Chauffeur de taxi, Jimmy conduit sa Nissan Bluebird dans la nuit anglaise. On ne voit que sa nuque, les passagers se racontent, et il parle aussi. Il roule, avance jusqu’au lieu d’un accident tragique, survenu cinq ans plus tôt. Terrible anniversaire aujourd’hui : il va retrouver Clare, il ne l’a pas vue depuis le jour fatal, la disparition de leur enfant. Il quitte la taule du véhicule, il se tient debout, il est face à elle. Et face enfin à lui-même. Le drame se joue sur la route, non-lieu, entre des individus qui cherchent réparation, les mots pour panser la blessure, et retrouvent peut-être l’amour.
Parmi les premières pièces du dramaturge anglais Simon Stephens, Bluebird, écrite en 1998, dresse les portraits d’individus brisés.
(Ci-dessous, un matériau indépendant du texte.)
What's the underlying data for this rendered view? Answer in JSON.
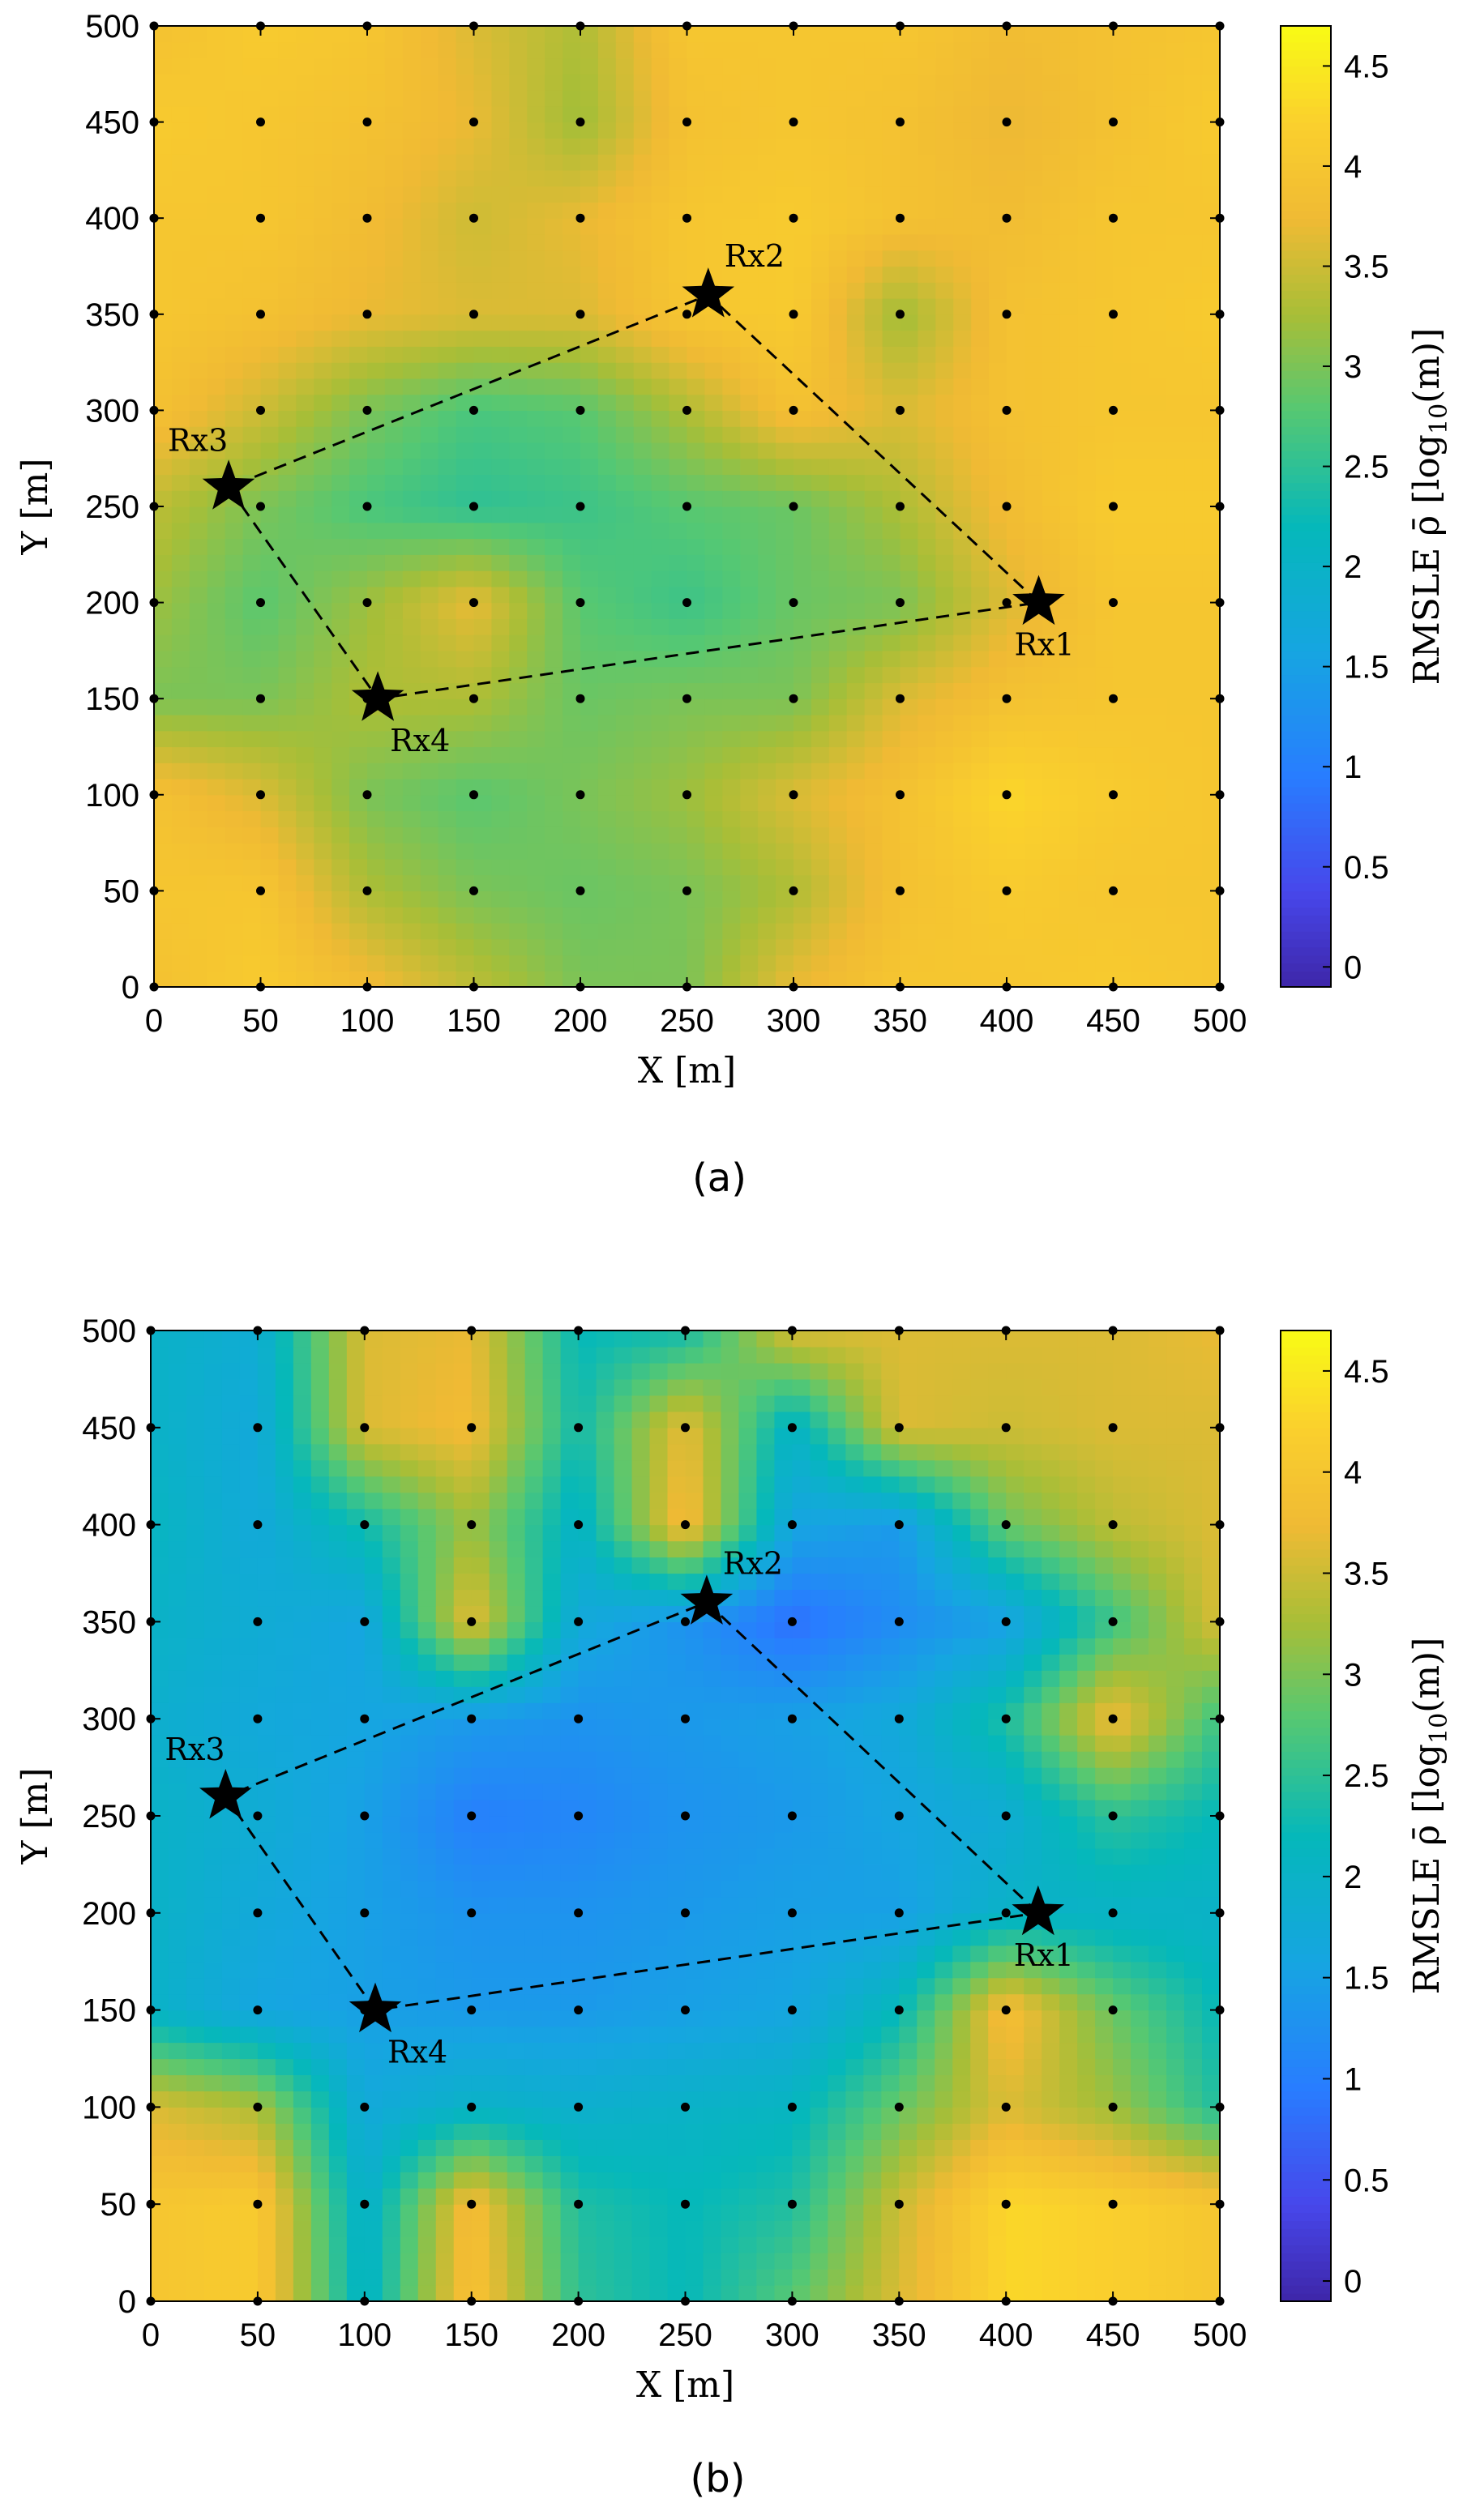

Ici, deux parcours blessés, deux pardons improbables. Mais l’incandescence de l’espoir des retrouvailles illumine l’oeuvre de l’auteur qui adaptait pour Patrice Chéreau Je suis le vent en 2011. Réalisatrice de cinéma, Caméra d’or en 1986 pour Noir et Blanc, auteure de Chimère ; Max et Jérémie ; Les Marins perdus ou encore Rapace pour la télévision, Claire Devers dirige cinq comédiens de théâtre dans sa première mise en scène.
Jimmy, en quittant son taxi, redevient un homme et affronte Clare. Il n’implore pas, il ne demande rien, il ne réclame aucun pardon de n’avoir pas été là. Il veut juste lui faire un don, une offrande pathétique et déchirante. La pièce raconte cet instant à l’intersection de leur chemin.
« Claire Devers utilise brillamment son savoir-faire de cinéaste pour sa première mise en scène au théâtre. (...) Philippe Torreton lui donne sa silhouette, sa sensibilité. Il est plus vrai que nature (...)» Mathieu Perez, Le Canard enchaîné, 14 février 2018
« Une pièce bouleversante, menée par deux comédiens épatants. » Yves Derai, Le Parisien, 10 février 2018
Construites autour d’un vide, une absence, une mort, les histoires de Stephens sont cruelles, violentes et nous confrontent à l’impuissance des mots et au désarroi qui nous submerge. Mais son théâtre nous dit aussi qu’il ne faut rien concéder au silence. En refusant de se taire, c’est le chaos du monde – qu’il soit politique ou émotionnel – qu’il combat. Son théâtre nous laisse profondément vivant.
Porter Bluebird à la scène relève du défi car tout est censé se passer dans un taxi. Comment restituer une parole dans l’habitacle d’un taxi sans en subir l’enfermement. Comment laisser l’acteur au centre d’un projet théâtral sans l’obstruer par de la tôle. Et enfin, comment faire exister ce taxi et son errance. Comme souvent le texte contient la solution.
Jimmy est à lui seul l’homme qui conduit et le véhicule qui est conduit. Ils ne font qu’un. L’irruption brutale de la Nissan Bluebird, quand Jimmy et Clare se feront face, exacerbera alors le caractère tragique de leur confrontation. À cet instant, Jimmy n’est plus « taxi », il est redevenu un homme. L’histoire de Jimmy, c’est aussi le trajet d’une expiation. À la fin, il reste seul, au volant de la Nissan Bluebird. De lui, j’aimerais qu’on ne voie plus qu’une nuque comme n’importe quel chauffeur de taxi, nous transformant en n’importe quel client. Et pourtant, une tendresse nous saisit, et nous laisse entrevoir la promesse d’une survie possible pour Jimmy. Car Jimmy nous l’a dit : il est heureux ainsi.
L’humanité du théâtre de Stephens fut la porte d’entrée pour concrétiser un désir puissant, un projet têtu et obsédant : venir au théâtre. Et la densité du personnage de Jimmy dans Bluebird a emporté ma conviction que c’était ce théâtre-là que je recherchais. Un théâtre contemporain, moderne, mais qui revendique toujours et encore la nécessité de raconter des histoires.